Neither option is a good one, especially when you consider how much money you could be making per hour if you invested that time into your practice. Since time is a commodity you cannot get back, it’s important to invest it where it will yield you the highest return.

Money

The ‘do-it-yourself’ approach can cost the average healthcare practice tens of thousands of dollars.

The vast majority of commercial real estate transactions have a listing agent assigned to the opposing side of you in the transaction. That agent has a fiduciary responsibility (legal and financial obligation) to the landlord to ensure they get the best possible deal and that their interests are protected and paramount over any other party in the transaction – meaning you!

The listing agent is also the person who collects a commission on the transaction. The commission amount is set aside before the property is even listed, and it will either be paid to the listing agent or split between the listing agent and the agent you hire to represent your needs. Often times if there is no agent representing the buyer / tenant (you), the listing agent gets paid the full commission, rather than splitting with the agent who should be representing you. This means the listing agent is receiving a ‘double commission’.

If you take the ‘do-it-yourself’ approach, someone else is making the money for doing the job you did yourself.
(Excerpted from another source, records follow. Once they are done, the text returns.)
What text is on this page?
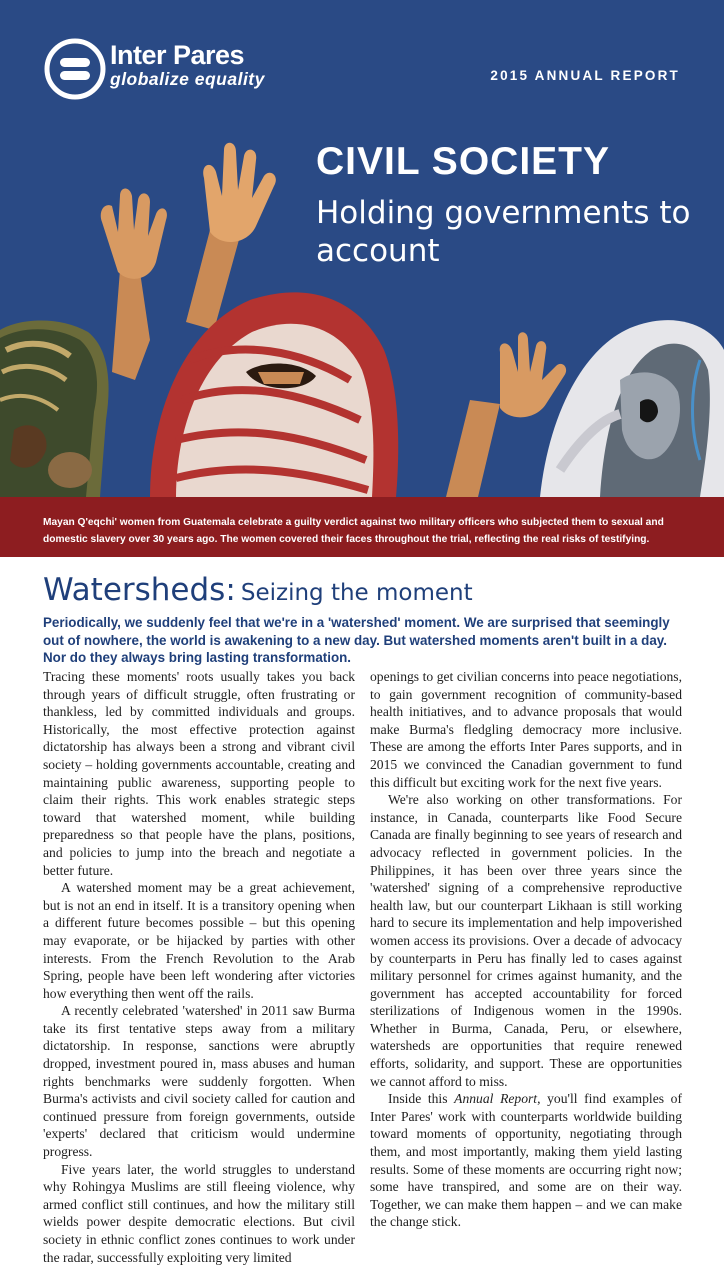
Inter Pares
globalize equality	2015 ANNUAL REPORT
CIVIL SOCIETY
Holding governments to account

Mayan Q'eqchi' women from Guatemala celebrate a guilty verdict against two military officers who subjected them to sexual and domestic slavery over 30 years ago. The women covered their faces throughout the trial, reflecting the real risks of testifying.

Watersheds: Seizing the moment

Periodically, we suddenly feel that we're in a 'watershed' moment. We are surprised that seemingly out of nowhere, the world is awakening to a new day. But watershed moments aren't built in a day. Nor do they always bring lasting transformation.

Tracing these moments' roots usually takes you back through years of difficult struggle, often frustrating or thankless, led by committed individuals and groups. Historically, the most effective protection against dictatorship has always been a strong and vibrant civil society – holding governments accountable, creating and maintaining public awareness, supporting people to claim their rights. This work enables strategic steps toward that watershed moment, while building preparedness so that people have the plans, positions, and policies to jump into the breach and negotiate a better future.

A watershed moment may be a great achievement, but is not an end in itself. It is a transitory opening when a different future becomes possible – but this opening may evaporate, or be hijacked by parties with other interests. From the French Revolution to the Arab Spring, people have been left wondering after victories how everything then went off the rails.

A recently celebrated 'watershed' in 2011 saw Burma take its first tentative steps away from a military dictatorship. In response, sanctions were abruptly dropped, investment poured in, mass abuses and human rights benchmarks were suddenly forgotten. When Burma's activists and civil society called for caution and continued pressure from foreign governments, outside 'experts' declared that criticism would undermine progress.

Five years later, the world struggles to understand why Rohingya Muslims are still fleeing violence, why armed conflict still continues, and how the military still wields power despite democratic elections. But civil society in ethnic conflict zones continues to work under the radar, successfully exploiting very limited

openings to get civilian concerns into peace negotiations, to gain government recognition of community-based health initiatives, and to advance proposals that would make Burma's fledgling democracy more inclusive. These are among the efforts Inter Pares supports, and in 2015 we convinced the Canadian government to fund this difficult but exciting work for the next five years.

We're also working on other transformations. For instance, in Canada, counterparts like Food Secure Canada are finally beginning to see years of research and advocacy reflected in government policies. In the Philippines, it has been over three years since the 'watershed' signing of a comprehensive reproductive health law, but our counterpart Likhaan is still working hard to secure its implementation and help impoverished women access its provisions. Over a decade of advocacy by counterparts in Peru has finally led to cases against military personnel for crimes against humanity, and the government has accepted accountability for forced sterilizations of Indigenous women in the 1990s. Whether in Burma, Canada, Peru, or elsewhere, watersheds are opportunities that require renewed efforts, solidarity, and support. These are opportunities we cannot afford to miss.

Inside this Annual Report, you'll find examples of Inter Pares' work with counterparts worldwide building toward moments of opportunity, negotiating through them, and most importantly, making them yield lasting results. Some of these moments are occurring right now; some have transpired, and some are on their way. Together, we can make them happen – and we can make the change stick.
The craziest part is, the person making money is opposing you in the transaction! And, you just helped that person collect twice as much as they would have if you would have hired an expert agent to represent your needs and protect your interests!

This could be because you don’t fully understand everyone’s role within a deal. After all, when you called the name on the sign, they told you they wanted to help you get into the space!
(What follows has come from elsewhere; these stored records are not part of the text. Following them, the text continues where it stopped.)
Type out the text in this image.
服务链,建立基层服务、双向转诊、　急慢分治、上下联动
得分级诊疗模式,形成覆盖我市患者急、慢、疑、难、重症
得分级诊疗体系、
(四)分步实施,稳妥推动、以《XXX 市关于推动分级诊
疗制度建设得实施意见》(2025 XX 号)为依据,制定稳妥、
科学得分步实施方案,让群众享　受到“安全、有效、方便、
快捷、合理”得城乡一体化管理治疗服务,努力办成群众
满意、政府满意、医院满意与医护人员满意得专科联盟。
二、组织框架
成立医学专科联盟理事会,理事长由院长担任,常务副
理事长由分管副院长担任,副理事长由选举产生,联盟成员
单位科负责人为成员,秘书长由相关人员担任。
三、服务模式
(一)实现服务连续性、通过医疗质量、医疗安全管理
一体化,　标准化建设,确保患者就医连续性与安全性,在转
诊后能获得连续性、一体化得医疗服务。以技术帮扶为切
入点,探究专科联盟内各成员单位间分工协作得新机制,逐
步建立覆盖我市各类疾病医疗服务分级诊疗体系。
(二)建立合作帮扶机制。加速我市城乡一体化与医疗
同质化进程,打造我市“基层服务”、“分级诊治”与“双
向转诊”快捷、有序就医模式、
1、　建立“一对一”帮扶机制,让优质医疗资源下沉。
The problem is, to them you are just a customer. The landlord is their only client in the deal. That might not sound like a big difference but it has a HUGE impact on the outcome of the terms that each party receives. The listing agent has a legal obligation (called a fiduciary) to ensure the landlord gets the best possible deal within your transaction. They have no such obligation to you, since you are not their client.

Without representation that looks out for your best interests, you are almost guaranteed to leave a significant amount of money on the table during negotiations.